Sunday, March 12, 2006

Something about keeping it real and approval needs

Warning: This is a stream of consciousness piece. Read at risk of becoming as confused as I know I am.

I think it is a pretty basic human need to feel approved of. We obtain great strength of character when we make choices and behave in ways that allow us to truly approve of ourselves and feel approved of God. But very frequently people seek out the approval of other human beings and too frequently throw away or suppress their own identities in the attempt. Unfortunately for such people this strategy almost never works. A couple of particular examples come to mind.

A few years back I had a job in my church where I had some leadership or oversight of the Sunday Schools of a group of nine congregations. In those days I visited to observe lots of Sunday School classes with the intent of advising the teachers on ways of improving their classes. Ultimately I did not visit to say if the class was good or bad, I was just interested in making suggestions for improvement. In all but one or two of the observations I noticed the teachers behave in ways that suggested to me they were trying to get my approval or at least deflect my criticism. It was always fascinating to see what the teachers thought my expectations were for their classes. Where I was interested in content, participation, and discussion the teachers always apologized for how noisy the kids were, how fidgety they were, or in general how well behaved the kids were. Frankly, I didn’t care about these things much. There was no violence or trauma. And however talkative they were, the kids were almost always respectful enough for the teacher to give a lesson, and almost always came away demonstrating that they had listened to and gotten something from it. In other words the teachers would feel like they needed to put on a show. But the shows they would choose were things I didn’t really think were all that important.

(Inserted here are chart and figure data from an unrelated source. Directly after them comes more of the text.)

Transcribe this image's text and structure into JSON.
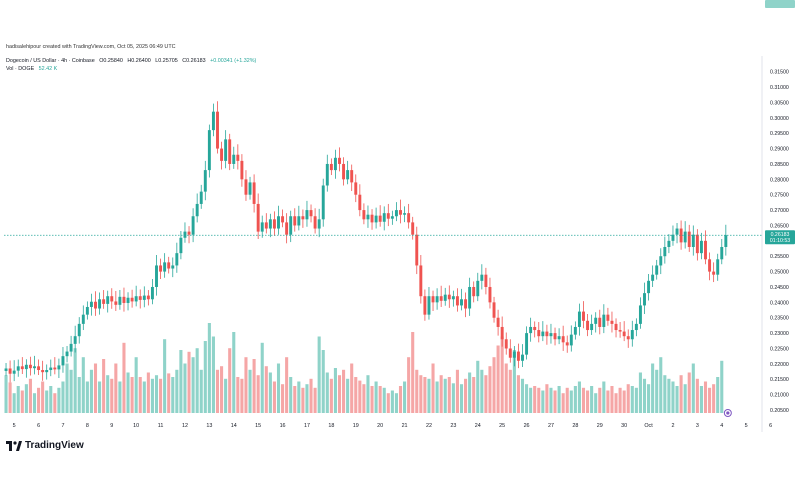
{
  "caption": "hadisalehipour created with TradingView.com, Oct 05, 2025 06:49 UTC",
  "legend": {
    "symbol": "Dogecoin / US Dollar · 4h · Coinbase",
    "open": "O0.25840",
    "high": "H0.26400",
    "low": "L0.25705",
    "close": "C0.26183",
    "change": "+0.00341 (+1.32%)",
    "vol_label": "Vol · DOGE",
    "vol_value": "52.42 K"
  },
  "price_tag": {
    "price": "0.26183",
    "countdown": "01:10:53"
  },
  "vol_tag": "52.42 K",
  "brand": {
    "name": "TradingView",
    "icon": "tradingview-logo-icon"
  },
  "colors": {
    "up": "#26a69a",
    "down": "#ef5350",
    "up_vol": "#8fd3c9",
    "down_vol": "#f5a6a6"
  },
  "chart_data": {
    "type": "candlestick",
    "timeframe": "4h",
    "ylim": [
      0.205,
      0.3175
    ],
    "yticks": [
      "0.31500",
      "0.31000",
      "0.30500",
      "0.30000",
      "0.29500",
      "0.29000",
      "0.28500",
      "0.28000",
      "0.27500",
      "0.27000",
      "0.26500",
      "0.26000",
      "0.25500",
      "0.25000",
      "0.24500",
      "0.24000",
      "0.23500",
      "0.23000",
      "0.22500",
      "0.22000",
      "0.21500",
      "0.21000",
      "0.20500"
    ],
    "xticks": [
      {
        "label": "5",
        "idx": 2
      },
      {
        "label": "6",
        "idx": 8
      },
      {
        "label": "7",
        "idx": 14
      },
      {
        "label": "8",
        "idx": 20
      },
      {
        "label": "9",
        "idx": 26
      },
      {
        "label": "10",
        "idx": 32
      },
      {
        "label": "11",
        "idx": 38
      },
      {
        "label": "12",
        "idx": 44
      },
      {
        "label": "13",
        "idx": 50
      },
      {
        "label": "14",
        "idx": 56
      },
      {
        "label": "15",
        "idx": 62
      },
      {
        "label": "16",
        "idx": 68
      },
      {
        "label": "17",
        "idx": 74
      },
      {
        "label": "18",
        "idx": 80
      },
      {
        "label": "19",
        "idx": 86
      },
      {
        "label": "20",
        "idx": 92
      },
      {
        "label": "21",
        "idx": 98
      },
      {
        "label": "22",
        "idx": 104
      },
      {
        "label": "23",
        "idx": 110
      },
      {
        "label": "24",
        "idx": 116
      },
      {
        "label": "25",
        "idx": 122
      },
      {
        "label": "26",
        "idx": 128
      },
      {
        "label": "27",
        "idx": 134
      },
      {
        "label": "28",
        "idx": 140
      },
      {
        "label": "29",
        "idx": 146
      },
      {
        "label": "30",
        "idx": 152
      },
      {
        "label": "Oct",
        "idx": 158
      },
      {
        "label": "2",
        "idx": 164
      },
      {
        "label": "3",
        "idx": 170
      },
      {
        "label": "4",
        "idx": 176
      },
      {
        "label": "5",
        "idx": 182
      },
      {
        "label": "6",
        "idx": 188
      }
    ],
    "current_price": 0.26183,
    "closes": [
      0.2185,
      0.2168,
      0.2178,
      0.2192,
      0.2183,
      0.2197,
      0.2186,
      0.2192,
      0.218,
      0.2173,
      0.218,
      0.2188,
      0.2182,
      0.2195,
      0.2225,
      0.224,
      0.2265,
      0.229,
      0.233,
      0.236,
      0.2385,
      0.2402,
      0.238,
      0.241,
      0.2395,
      0.242,
      0.2403,
      0.2392,
      0.2418,
      0.2398,
      0.2415,
      0.2403,
      0.242,
      0.2408,
      0.2422,
      0.241,
      0.245,
      0.252,
      0.25,
      0.253,
      0.251,
      0.252,
      0.256,
      0.261,
      0.263,
      0.262,
      0.268,
      0.272,
      0.276,
      0.283,
      0.296,
      0.302,
      0.29,
      0.286,
      0.293,
      0.285,
      0.288,
      0.286,
      0.28,
      0.275,
      0.279,
      0.272,
      0.263,
      0.266,
      0.264,
      0.267,
      0.264,
      0.268,
      0.266,
      0.262,
      0.268,
      0.265,
      0.268,
      0.267,
      0.27,
      0.268,
      0.264,
      0.267,
      0.278,
      0.285,
      0.283,
      0.287,
      0.285,
      0.28,
      0.283,
      0.279,
      0.275,
      0.27,
      0.267,
      0.2685,
      0.266,
      0.2682,
      0.2662,
      0.269,
      0.2672,
      0.268,
      0.27,
      0.2685,
      0.269,
      0.266,
      0.262,
      0.252,
      0.242,
      0.236,
      0.242,
      0.24,
      0.242,
      0.2405,
      0.2425,
      0.241,
      0.242,
      0.239,
      0.241,
      0.238,
      0.245,
      0.242,
      0.247,
      0.249,
      0.245,
      0.24,
      0.235,
      0.232,
      0.228,
      0.225,
      0.222,
      0.224,
      0.221,
      0.223,
      0.23,
      0.232,
      0.231,
      0.229,
      0.2305,
      0.229,
      0.23,
      0.228,
      0.229,
      0.227,
      0.226,
      0.2295,
      0.232,
      0.237,
      0.234,
      0.231,
      0.233,
      0.235,
      0.232,
      0.236,
      0.234,
      0.233,
      0.231,
      0.2305,
      0.229,
      0.228,
      0.231,
      0.233,
      0.239,
      0.243,
      0.247,
      0.249,
      0.252,
      0.255,
      0.258,
      0.26,
      0.262,
      0.264,
      0.2595,
      0.263,
      0.258,
      0.262,
      0.256,
      0.26,
      0.254,
      0.25,
      0.249,
      0.254,
      0.258,
      0.26183
    ],
    "volume": [
      0.42,
      0.34,
      0.22,
      0.3,
      0.25,
      0.32,
      0.38,
      0.22,
      0.28,
      0.35,
      0.25,
      0.3,
      0.22,
      0.28,
      0.35,
      0.55,
      0.48,
      0.72,
      0.4,
      0.62,
      0.35,
      0.48,
      0.55,
      0.35,
      0.6,
      0.42,
      0.38,
      0.55,
      0.35,
      0.78,
      0.45,
      0.4,
      0.62,
      0.4,
      0.35,
      0.45,
      0.38,
      0.42,
      0.38,
      0.82,
      0.44,
      0.4,
      0.48,
      0.7,
      0.55,
      0.68,
      0.62,
      0.72,
      0.48,
      0.8,
      1.0,
      0.85,
      0.48,
      0.52,
      0.38,
      0.72,
      0.9,
      0.4,
      0.38,
      0.62,
      0.48,
      0.6,
      0.42,
      0.78,
      0.52,
      0.45,
      0.35,
      0.55,
      0.32,
      0.62,
      0.4,
      0.3,
      0.35,
      0.28,
      0.32,
      0.38,
      0.28,
      0.85,
      0.7,
      0.45,
      0.38,
      0.5,
      0.42,
      0.48,
      0.38,
      0.55,
      0.4,
      0.36,
      0.32,
      0.42,
      0.3,
      0.35,
      0.3,
      0.28,
      0.22,
      0.25,
      0.22,
      0.3,
      0.35,
      0.62,
      0.9,
      0.48,
      0.42,
      0.4,
      0.38,
      0.55,
      0.35,
      0.42,
      0.38,
      0.4,
      0.33,
      0.48,
      0.32,
      0.38,
      0.45,
      0.4,
      0.58,
      0.48,
      0.42,
      0.52,
      0.62,
      0.75,
      0.85,
      0.55,
      0.48,
      0.7,
      0.42,
      0.38,
      0.32,
      0.28,
      0.3,
      0.28,
      0.25,
      0.32,
      0.28,
      0.25,
      0.3,
      0.22,
      0.28,
      0.25,
      0.3,
      0.35,
      0.28,
      0.25,
      0.3,
      0.22,
      0.28,
      0.35,
      0.25,
      0.3,
      0.22,
      0.28,
      0.25,
      0.32,
      0.3,
      0.28,
      0.45,
      0.38,
      0.32,
      0.55,
      0.48,
      0.62,
      0.42,
      0.38,
      0.35,
      0.3,
      0.42,
      0.32,
      0.45,
      0.55,
      0.38,
      0.3,
      0.35,
      0.28,
      0.32,
      0.4,
      0.58
    ]
  }
}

Another example that comes to mind was the interaction I observed recently between a student and his family. In the presence of “other people” they talked, and laughed, and joked a little too much as if to show that they were a nice normal family. The reality was that in paying close attention one would notice that it was highly superficial. They would say things that demonstrated a great deal of factual knowledge of one another and an absolute obliviousness to each other’s states of mind, emotions, and inner-selves. It was much like I would imagine a high school reunion with a bunch of people talking to people they hated about old-times of misery with pasted on smiles and forced laughter, all the while people really just wanting to either leave or cut their wrists. In the case of this family it was easy to see the parents continually asserting or superimposing some fabricated identity on the student whose inner world and self-perception they hadn’t the slightest clue of. It was as if they were saying, “Oh, we know who you are.” and pointing at a caricature that was more a compilation of their demons than depiction of the student. Meanwhile the student was clearly torn between trying to be that caricature for the sake of playing along and wanting to rain down fire to assert his own existence. I shudder at the idea of being so unable to identify myself. I hope this student can discover himself soon.


2 comments:

Holy Mother Eph said...

Sometimes I think people want things to be a certain way so badly, even though in reality they are not or they fall short, so they just pretense(can I use that as a verb?) to cope with the deficiency.

Anonymous said...

I totally agree with this post. Especially when you say "We obtain great strength of character when we make choices and behave in ways that allow us to truly approve of ourselves and feel approved of God."

That just rings so true in my eyes. Rock on man.